TEA cries foul over govt’s tea industry strategy

TEA officials at the Press event at Cinnamon Grand Picture by Vipula Amarasinghe

The Tea Exports Association (TEA) lashed out at the government said that the government has politicized the tea industry and soon the industry would no longer be a major foreign exchange earner.

TEA officials at a special press conference at Cinnamon Grand prior to their Annual General Meeting under the theme ‘Tea Tweak 2020’ at Cinnamon Grand, said on Friday that the reason for the apparel sector to progress to great heights was that it does not have any government intervention nor does it have any state enterprises involved in exports.

“This is why you see greater value addition and in apparel sector and today even fabrics that were imported are being manufactures in Sri Lanka.”

TEA officials said that the tea industry’s first hiccup in their 150 year journey was the takeover of some private sector estates and then the creation of state plantation companies and the subsequent influence from the government to the industry.

Chairman of TEA Jayantha Karunaratne was extremely critical in the manner in which the CESS was collected from tea exporters as a tax and then it not being utilized.

The Chairman said that there was Rs. 7 billion accumulated in the fund and only around Rs. 2 billion was used. “But we are not happy in the manner in which it was used and we don’t think it was used for promotions.
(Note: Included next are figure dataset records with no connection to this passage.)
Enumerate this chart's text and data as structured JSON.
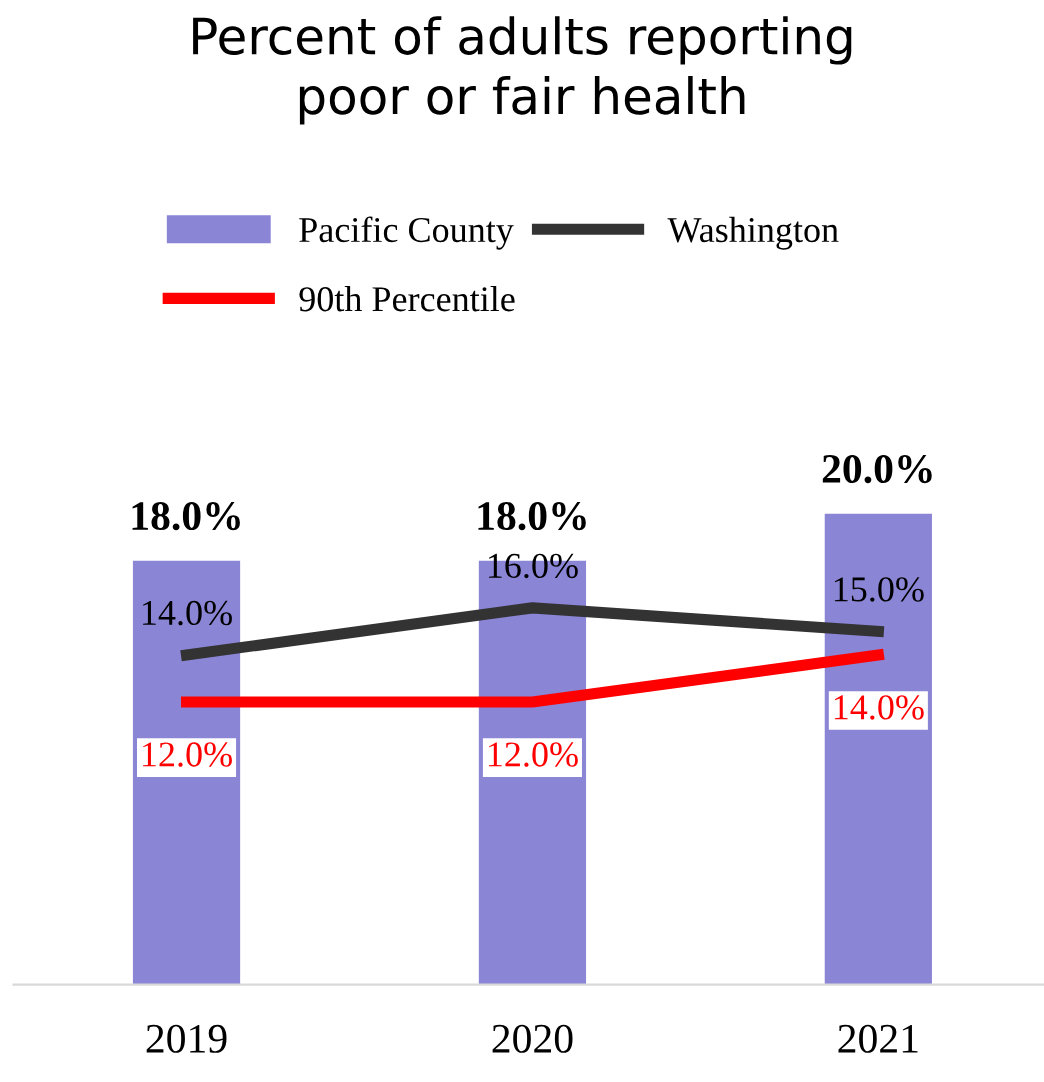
{
  "chart_data": {
    "type": "bar",
    "title": "Percent of adults reporting\npoor or fair health",
    "categories": [
      "2019",
      "2020",
      "2021"
    ],
    "series": [
      {
        "name": "Pacific County",
        "color": "#8b85d6",
        "values": [
          18.0,
          18.0,
          20.0
        ],
        "value_labels": [
          "18.0%",
          "18.0%",
          "20.0%"
        ]
      },
      {
        "name": "Washington",
        "type": "line",
        "color": "#333333",
        "values": [
          14.0,
          16.0,
          15.0
        ],
        "value_labels": [
          "14.0%",
          "16.0%",
          "15.0%"
        ]
      },
      {
        "name": "90th Percentile",
        "type": "line",
        "color": "#ff0000",
        "values": [
          12.0,
          12.0,
          14.0
        ],
        "value_labels": [
          "12.0%",
          "12.0%",
          "14.0%"
        ]
      }
    ],
    "tick_labels": "x",
    "legend": "top",
    "grid": false
  }
}
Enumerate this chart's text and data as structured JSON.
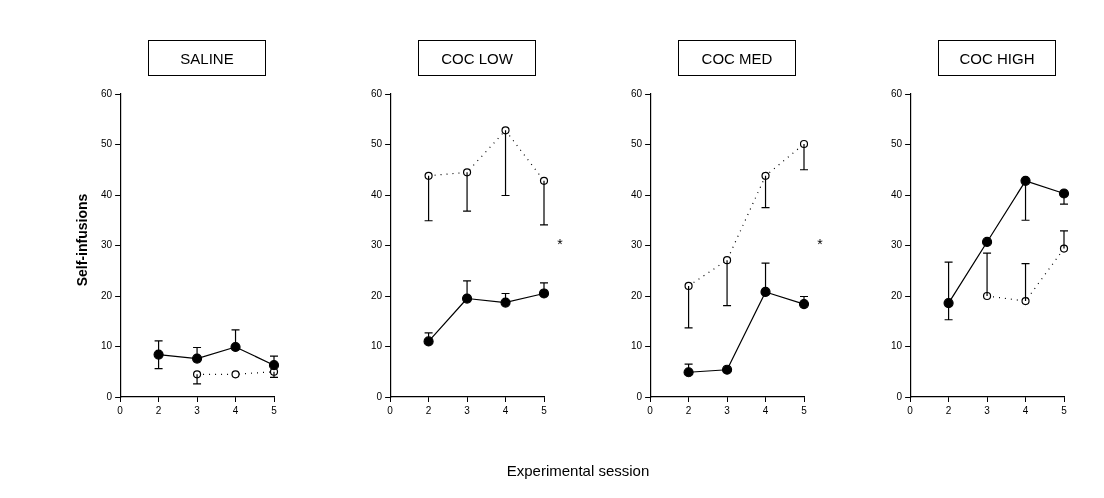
{
  "chart_data": [
    {
      "type": "line",
      "title": "SALINE",
      "ylabel": "Self-infusions",
      "categories": [
        "0",
        "2",
        "3",
        "4",
        "5"
      ],
      "ylim": [
        0,
        60
      ],
      "yticks": [
        0,
        10,
        20,
        30,
        40,
        50,
        60
      ],
      "grid": false,
      "legend": false,
      "marker": "circle",
      "series": [
        {
          "color": "#000000",
          "line_style": "solid",
          "values": [
            null,
            8.4,
            7.6,
            9.9,
            6.3
          ],
          "errors": [
            null,
            [
              5.6,
              11.1
            ],
            [
              7.6,
              9.8
            ],
            [
              9.9,
              13.3
            ],
            [
              6.3,
              8.1
            ]
          ]
        },
        {
          "color": "#000000",
          "line_style": "dotted",
          "values": [
            null,
            null,
            4.5,
            4.5,
            5.0
          ],
          "errors": [
            null,
            null,
            [
              2.6,
              4.5
            ],
            null,
            [
              3.9,
              5.0
            ]
          ]
        }
      ]
    },
    {
      "type": "line",
      "title": "COC LOW",
      "xlabel": "Experimental session",
      "categories": [
        "0",
        "2",
        "3",
        "4",
        "5"
      ],
      "ylim": [
        0,
        60
      ],
      "yticks": [
        0,
        10,
        20,
        30,
        40,
        50,
        60
      ],
      "grid": false,
      "legend": false,
      "marker": "circle",
      "annotations": [
        "*"
      ],
      "series": [
        {
          "color": "#000000",
          "line_style": "solid",
          "values": [
            null,
            11.0,
            19.5,
            18.7,
            20.5
          ],
          "errors": [
            null,
            [
              11.0,
              12.7
            ],
            [
              19.5,
              23.0
            ],
            [
              18.7,
              20.5
            ],
            [
              20.5,
              22.6
            ]
          ]
        },
        {
          "color": "#000000",
          "line_style": "dotted",
          "values": [
            null,
            43.8,
            44.5,
            52.8,
            42.8
          ],
          "errors": [
            null,
            [
              34.9,
              43.8
            ],
            [
              36.8,
              44.5
            ],
            [
              39.9,
              52.8
            ],
            [
              34.1,
              42.8
            ]
          ]
        }
      ]
    },
    {
      "type": "line",
      "title": "COC MED",
      "categories": [
        "0",
        "2",
        "3",
        "4",
        "5"
      ],
      "ylim": [
        0,
        60
      ],
      "yticks": [
        0,
        10,
        20,
        30,
        40,
        50,
        60
      ],
      "grid": false,
      "legend": false,
      "marker": "circle",
      "annotations": [
        "*"
      ],
      "series": [
        {
          "color": "#000000",
          "line_style": "solid",
          "values": [
            null,
            4.9,
            5.4,
            20.8,
            18.4
          ],
          "errors": [
            null,
            [
              4.9,
              6.5
            ],
            null,
            [
              20.8,
              26.5
            ],
            [
              18.4,
              19.9
            ]
          ]
        },
        {
          "color": "#000000",
          "line_style": "dotted",
          "values": [
            null,
            22.0,
            27.1,
            43.8,
            50.1
          ],
          "errors": [
            null,
            [
              13.7,
              22.0
            ],
            [
              18.1,
              27.1
            ],
            [
              37.5,
              43.8
            ],
            [
              45.0,
              50.1
            ]
          ]
        }
      ]
    },
    {
      "type": "line",
      "title": "COC HIGH",
      "categories": [
        "0",
        "2",
        "3",
        "4",
        "5"
      ],
      "ylim": [
        0,
        60
      ],
      "yticks": [
        0,
        10,
        20,
        30,
        40,
        50,
        60
      ],
      "grid": false,
      "legend": false,
      "marker": "circle",
      "series": [
        {
          "color": "#000000",
          "line_style": "solid",
          "values": [
            null,
            18.6,
            30.7,
            42.8,
            40.3
          ],
          "errors": [
            null,
            [
              15.3,
              26.7
            ],
            null,
            [
              35.0,
              42.8
            ],
            [
              38.2,
              40.3
            ]
          ]
        },
        {
          "color": "#000000",
          "line_style": "dotted",
          "values": [
            null,
            null,
            20.0,
            19.0,
            29.4
          ],
          "errors": [
            null,
            null,
            [
              20.0,
              28.5
            ],
            [
              19.0,
              26.4
            ],
            [
              29.4,
              32.9
            ]
          ]
        }
      ]
    }
  ]
}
However we must also admit that in recent times it was not used for political promotions.”

“The industry wants to be a part of the decision making on the usage of this CESS fund and we want some members from private sector be included to manage the CESS fund.

“We also urge the government to abolish further collection of the promotional and marketing levy.”

He said that they were surprised that part of this CESS fund was used for Tea Research Institute (TRI) funding and the government should fund that separately. Government did fund TRI before the estates were taken over in the 1970’s.”

They also said that the TRI is not doing enough and it should be either privatized or run as Private Public Partnership model.

The TEA also came very hard on the non liberalization of tea imports by the government and asked as to why the government is not ready to this which would allow value addition from Sri Lanka and re-export.

“The governments on two successive budgets promised to do this however they still don’t have the nerve to do it. Delay in implementing the liberalization has deterred the progress of the once thriving industry.”

TEA officials explained that only 292 million kilos are produced locally and this amount is not sufficient and assured that the import of tea would not have a negative impact for the local industry.

Rohan Fernando, Immediate Past President TEA said that Lipton, the world’s largest tea producer, was first in Sri Lanka but was forced to set up plants all over the world since they did not have sufficient tea locally for value addition. “Even today there are over 20 local companies who operate overseas due to this issue and the number is increasing.

“Value addition can make Sri Lanka a globe tea hub as it is a US $ 5 billion industry. I don’t see why government can’t read this,” he cautioned.